What happens when opposing situations, technologies and cultures collide? Salim Bayri creates such collisions all the time, and often with a smile. With the digital environment as his point of departure, his work takes on various forms. You might call him the MC of the cultural-technological clash. Bayri has been nominated for this year’s NN Art Award.
In search of the core
Salim Bayri (Casablanca, Morocco, 1992) won the Volkskrant Visual Arts Prize last autumn. He was nominated by writer and jury member Abdelkader Benali, who praised him for his versatile and elusive body of work. Benali hits the nail on the head, as the core of Bayri's work is difficult to define. “You sort of walk around it,” Bayri said in a recent interview with the magazine Mister Motley. "It would also be a failure to seize it as it were, because I would then be destroying the work and I don't want to do that."
Finding a core is also difficult because Bayri can rightly be called a multidisciplinary artist. He creates videos, installations, wearables, apps, drawings, digital prints and more. Bayri usually starts with a digital drawing, but is not very interested in the differences between online and offline expression. His interests are broader. “In essence, he allows opposing images, situations, technologies, cultural practices and phenomena to collide and then looks at the result with a smile. That creates a striking openness in all kinds of respects," says Bayri’s gallery owner Kees van Gelder.
Van Gelder first came across Bayri's work in 2017 when he visited Kimball Gunnar Holth’s graduation show in Groningen's A-kerk. He was immediately sold. “Salim stood in front of his installation/scaffolding, which he called 'Smartshop', and sang towards the sculpture through an amplifier in Arabic, Dutch, French and Spanish, improvising descriptions of what he literally envisioned. The singing tone was clearly the North African multi-tone of the Maghreb. A fabulous presentation.”
Van Gelder is not the only one who has noticed Bayri's work, given that his work is guaranteed to attract a lot of attention. Since completing his residency at the Rijksakademie, it has already been shown in the Netherlands at CODA, Framer Framed, W139, La Capella in Barcelona and Fondazione Merz in Turin. In addition to the Volkskrant Visual Art Prize, Bayri also won the Charlotte Köhler Prize awarded by the Prince Bernhard Culture Fund last year. At the end of January, Dead Skin Cash, a duo exhibition with Ghita Skali, will be opening in W139 in Amsterdam, where visitors can sell dead skin cells for money.
Code switching
Considering his background, the fact that toying with context, conventions and expectations is Bayri's second nature is hardly surprising. Bayri grew up in Casablanca, where he attended a Spanish school. “I constantly heard Arabic and French all around me, while everything online was in English. As a young boy, I learned about Carlos II at school, after which I walked home along streets where everyone spoke Darija, and once at home, heard about the price of baguettes in French news. In my head, I switch constantly, searching for the common denominator.”
He went on to earn a Bachelor's degree from the Escola Massana in Barcelona, a Master's degree in Media, Art Design and Technology from the Frank Mohr Institute in Groningen and did a residency at the Rijksakademie, where he ultimately made a presentation similar to the one in the A-kerk in 2020.
Sad Ali
The most famous example of an object Bayri places in a different context is his alter ego Sad Ali, short for Sad Alien. It is no coincidence that the word Alien is a homonym that can refer to an alien life form as well as someone from another country. Sad Ali is a wordless, sad cartoon character who regularly appears in Bayri's work and originated as a digital drawing, a computer file.

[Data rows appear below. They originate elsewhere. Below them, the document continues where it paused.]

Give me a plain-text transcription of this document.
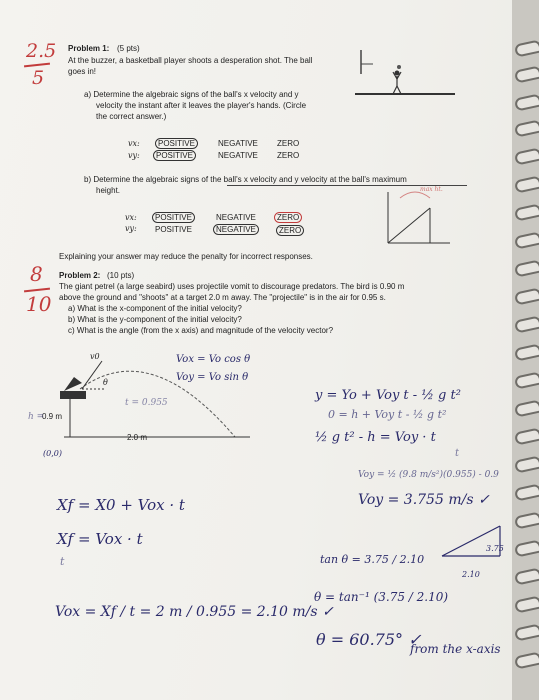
2.5
5
Problem 1: (5 pts)
At the buzzer, a basketball player shoots a desperation shot. The ball
goes in!
a) Determine the algebraic signs of the ball's x velocity and y
velocity the instant after it leaves the player's hands. (Circle
the correct answer.)
vx:
vy:
POSITIVE
POSITIVE
NEGATIVE
NEGATIVE
ZERO
ZERO
b) Determine the algebraic signs of the ball's x velocity and y velocity at the ball's maximum
height.	max ht.
vx:
vy:
POSITIVE
POSITIVE
NEGATIVE
NEGATIVE
ZERO
ZERO
Explaining your answer may reduce the penalty for incorrect responses.
8
10
Problem 2: (10 pts)
The giant petrel (a large seabird) uses projectile vomit to discourage predators. The bird is 0.90 m
above the ground and "shoots" at a target 2.0 m away. The "projectile" is in the air for 0.95 s.
a) What is the x-component of the initial velocity?
b) What is the y-component of the initial velocity?
c) What is the angle (from the x axis) and magnitude of the velocity vector?
v0
θ
0.9 m
2.0 m
Vox = Vo cos θ
Voy = Vo sin θ
t = 0.955
h =
(0,0)
y = Yo + Voy t - ½ g t²
0 = h + Voy t - ½ g t²
½ g t² - h = Voy · t
t
Voy = ½ (9.8 m/s²)(0.955) - 0.9
Voy = 3.755 m/s ✓
Xf = X0 + Vox · t
Xf = Vox · t
t
Vox = Xf / t = 2 m / 0.955 = 2.10 m/s ✓
tan θ = 3.75 / 2.10
3.75
2.10
θ = tan⁻¹ (3.75 / 2.10)
θ = 60.75° ✓
from the x-axis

In terms of design, Sad Ali is like something straight out of a Pixar movie. Like cartoon characters, Sad Ali is a hollow shape. He has no heart, bones or brains. “So, these shapes are like containers. Everything that moves on the screen is hollow. Sad Ali is also empty; it doesn't talk or say anything and has no agenda of its own. But there it is, and its presence is so fragile that it becomes the elephant in the room,” says Bayri. The latter is evident from the diverse reactions that Sad Ali elicits from visitors. While one visitor laughs about it, the other finds him terrifying.
ChatGPT's analogue counterpart
For many people, the self-learning chatbot ChatGPT is a fantastic tool. You can ask the chatbot almost any kind of question and receive an answer in a complete sentence. But for an artist who toys with conventions and works from a digital environment, it is nothing short of a godsend.
In addition to a presentation of his Smartshop, Bayri has also considered presenting an analogue counterpart to the chatbot at Art Rotterdam. He originally intended for gallerist Van Gelder to sit in a chair in front of a white wall and hand out sheets of paper, each with a different question. “Unfortunately, there was not enough room for this on the exhibition floor, but Bayri is looking into possibilities to do something similar,” says Van Gelder.